On another note, out of the five graduations that have been broadcast live so far, this year’s definitely featured the worst audio and visual quality. There was something wrong with the exposure settings of the telecast, so not only was all of the video horribly overexposed at times, it was so overexposed that it was causing a fairly constant buzzing and cracking sound in the audio. And the audio itself wasn’t anything great either; in fact, there wasn’t even any sound – except for the annoying buzzing – for the first 20 minutes or so of the program.
But anyway, the real reason for this post is because I found a couple of pictures to share.
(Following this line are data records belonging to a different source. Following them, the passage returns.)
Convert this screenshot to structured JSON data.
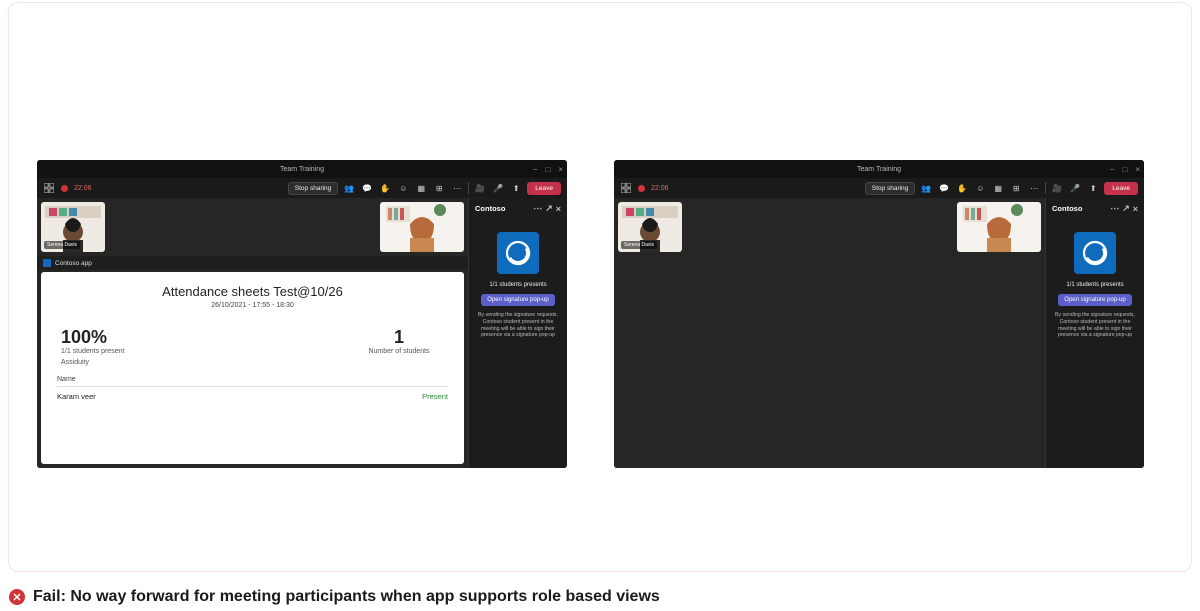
{
  "fail": {
    "text": "Fail: No way forward for meeting participants when app supports role based views"
  },
  "teams": {
    "title": "Team Training",
    "timer": "22:06",
    "stop_sharing": "Stop sharing",
    "leave": "Leave",
    "participant_name": "Serena Davis"
  },
  "panel": {
    "title": "Contoso",
    "count_line": "1/1 students presents",
    "button": "Open signature pop-up",
    "desc": "By sending the signature requests, Contoso student present in the meeting will be able to sign their presence via a signature pop-up"
  },
  "apptab": {
    "label": "Contoso app"
  },
  "card": {
    "title": "Attendance sheets Test@10/26",
    "subtitle": "26/10/2021 - 17:55 - 18:30",
    "pct": "100%",
    "pct_line1": "1/1 students present",
    "pct_line2": "Assiduity",
    "num": "1",
    "num_line": "Number of students",
    "th_name": "Name",
    "row_name": "Karam veer",
    "row_status": "Present"
  }
}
I don’t know why I never got around to posting them back in April when I took them, but, in any event, now you have something to look at during the next lull in posting. Both pictures were taken inside this small lounge area inside the Center for Innovation on the western fringe of the UND campus. It’s a large office building that the university rents out to different people and businesses so as to provide assistance to innovators, entrepreneurs, and researchers to launch new ventures, commercialize new technologies, and secure access to capital from private and public sources.
The pictures show the wildest looking wall I think I’ve ever seen. Click on the pictures below to view the full-size images as PDF files and notice how many different colors you can see as well as how many things – ranging from a functioning calculator to a couple of coffee mugs – are embedded into the wall.